Is the little cat of the house constipated and you don’t know how to help him? Let’s see what are the best methods and effective tricks to stimulate a kitten to defecate.
Your cat sleeps, eats but is there something wrong with its normal physiological functions? It may happen that the little new born feline suffers from constipation: it is important to understand what are the signals that his body sends us and to intervene with effective and least painful remedies. Here’s how to get a kitten to defecate before constipation can cause serious health problems.
Constipation in kittens: symptoms and causes
For owners of cats who are still inexperienced, it is important to understand what are the signals that the kitten’s body sends us when it is in pain and cannot expel feces. It is precisely from the latter that we can obtain important clues on the feline difficulty in freeing themselves.
The feces of the cat suffering from constipation are in fact quite hard and dry, the result of an effort by the cat in expelling them. Furthermore, if we happen to witness the evacuation of the constipated feline, we will notice that all his efforts are actually in vain. The cat will therefore appear in pain because, despite the effort, it will not be able to defecate.
If the constipation were to be prolonged over time, the cat would run serious risks for its health: first of all it will seem very tired, dozing and could suffer from lethargy. He may also refuse to eat and suffer from loss of appetite; moreover, episodes of vomiting are not excluded.
There are usually two causes of constipation in cats: the first concerns a deep and prolonged state of dehydration, while the second is called ‘megacolon’, that is, a muscle loss of the colon that fails to pass the feces.
Stimulating a kitten to defecate: when necessary
Usually a feline will shed regularly once a day: in fact we can realize this by looking (and cleaning) its litter, which must always be clean to convince it to perform its vital functions.
The ‘daily’ frequency of feces also depends on the amount of food that the cat has; but if we see that after two or three days the litter box remains empty, we need to start worrying. It could also be a momentary ‘problem’, that is a moment of transition and regularization of the vital and physiological functions of the feline.
The greatest risk is that of an intestinal blockage in the cat: if the feces accumulate in the intestine, they could ‘clog’ the colon and create a sort of ‘plug’. Only the veterinarian will be able to intervene to resolve the evacuation of the cat and ‘free’ it.
Stimulating a kitten to defecate: when remedies depend on the causes
If we can understand why a feline is unable to defecate, it will also be very useful for us to discover the causes both to solve the problem and to prevent it. The causes that induce a feline not to defecate can include:
- state of the litter box,
- dehydration of the cat ,
- poor diet,
- cat obesity,
- back or hip problems,
- have ingested a foreign body.
Let’s take care of a thorough and constant cleaning of the litter box, so that the cat always finds it clean and ready for use; we never forget to always fill the bowl with fresh water and give him foods that contain proteins and fibers and few carbohydrates and fats.

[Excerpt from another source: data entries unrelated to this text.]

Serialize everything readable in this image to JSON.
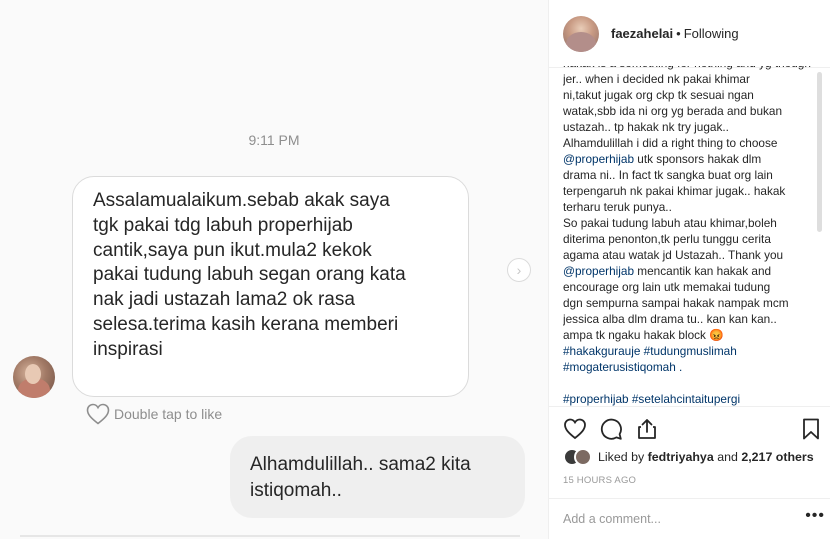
{
  "dm": {
    "time": "9:11 PM",
    "incoming_lines": [
      "Assalamualaikum.sebab akak saya",
      "tgk pakai tdg labuh properhijab",
      "cantik,saya pun ikut.mula2 kekok",
      "pakai tudung labuh segan orang kata",
      "nak jadi ustazah lama2 ok rasa",
      "selesa.terima kasih kerana memberi",
      "inspirasi"
    ],
    "like_hint": "Double tap to like",
    "outgoing_lines": [
      "Alhamdulillah.. sama2 kita",
      "istiqomah.."
    ],
    "next_icon": "chevron-right-icon"
  },
  "post": {
    "username": "faezahelai",
    "separator": "•",
    "follow_status": "Following",
    "caption_lines": [
      "jer.. when i decided nk pakai khimar",
      "ni,takut jugak org ckp tk sesuai ngan",
      "watak,sbb ida ni org yg berada and bukan",
      "ustazah.. tp hakak nk try jugak..",
      "Alhamdulillah i did a right thing to choose",
      "@properhijab utk sponsors hakak dlm",
      "drama ni.. In fact tk sangka buat org lain",
      "terpengaruh nk pakai khimar jugak.. hakak",
      "terharu teruk punya..",
      "So pakai tudung labuh atau khimar,boleh",
      "diterima penonton,tk perlu tunggu cerita",
      "agama atau watak jd Ustazah.. Thank you",
      "@properhijab mencantik kan hakak and",
      "encourage org lain utk memakai tudung",
      "dgn sempurna sampai hakak nampak mcm",
      "jessica alba dlm drama tu.. kan kan kan..",
      "ampa tk ngaku hakak block 😡",
      "#hakakgurauje #tudungmuslimah",
      "#mogaterusistiqomah .",
      "",
      "#properhijab #setelahcintaitupergi"
    ],
    "mention": "@properhijab",
    "likes": {
      "prefix": "Liked by",
      "user": "fedtriyahya",
      "conjunction": "and",
      "count_text": "2,217 others"
    },
    "timestamp": "15 HOURS AGO",
    "comment_placeholder": "Add a comment...",
    "more_label": "•••",
    "icons": [
      "heart-icon",
      "comment-icon",
      "share-icon",
      "bookmark-icon"
    ],
    "colors": {
      "hashtag": "#003569",
      "muted": "#999999",
      "border": "#efefef"
    }
  }
}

If the kitten is overweight, its metabolism could undergo important changes in functioning; furthermore, foreign bodies and hairballs in cats can form a sort of ‘plug’ in their intestines which, if they cannot be expelled, must be surgically removed. If, on the other hand, it is a postural problem, and in particular in the back or hips, you must ask your veterinarian for advice to understand how to act.
Stimulating a kitten to defecate: other very useful tricks
If we are fond of the usual grandmother‘s remedies, let’s not forget that olive oil can be very useful in circumstances like this. However, we must not exaggerate with the doses, but at least initially it can be a valid alternative to drugs. Another trick is to give the cat very high fiber foods, which stimulate and facilitate the evacuation. In the worst cases, the veterinarian himself will suggest that the feline undergo a series of gastric lavages or, as a last resort, surgery to remove the obstacle to defecation.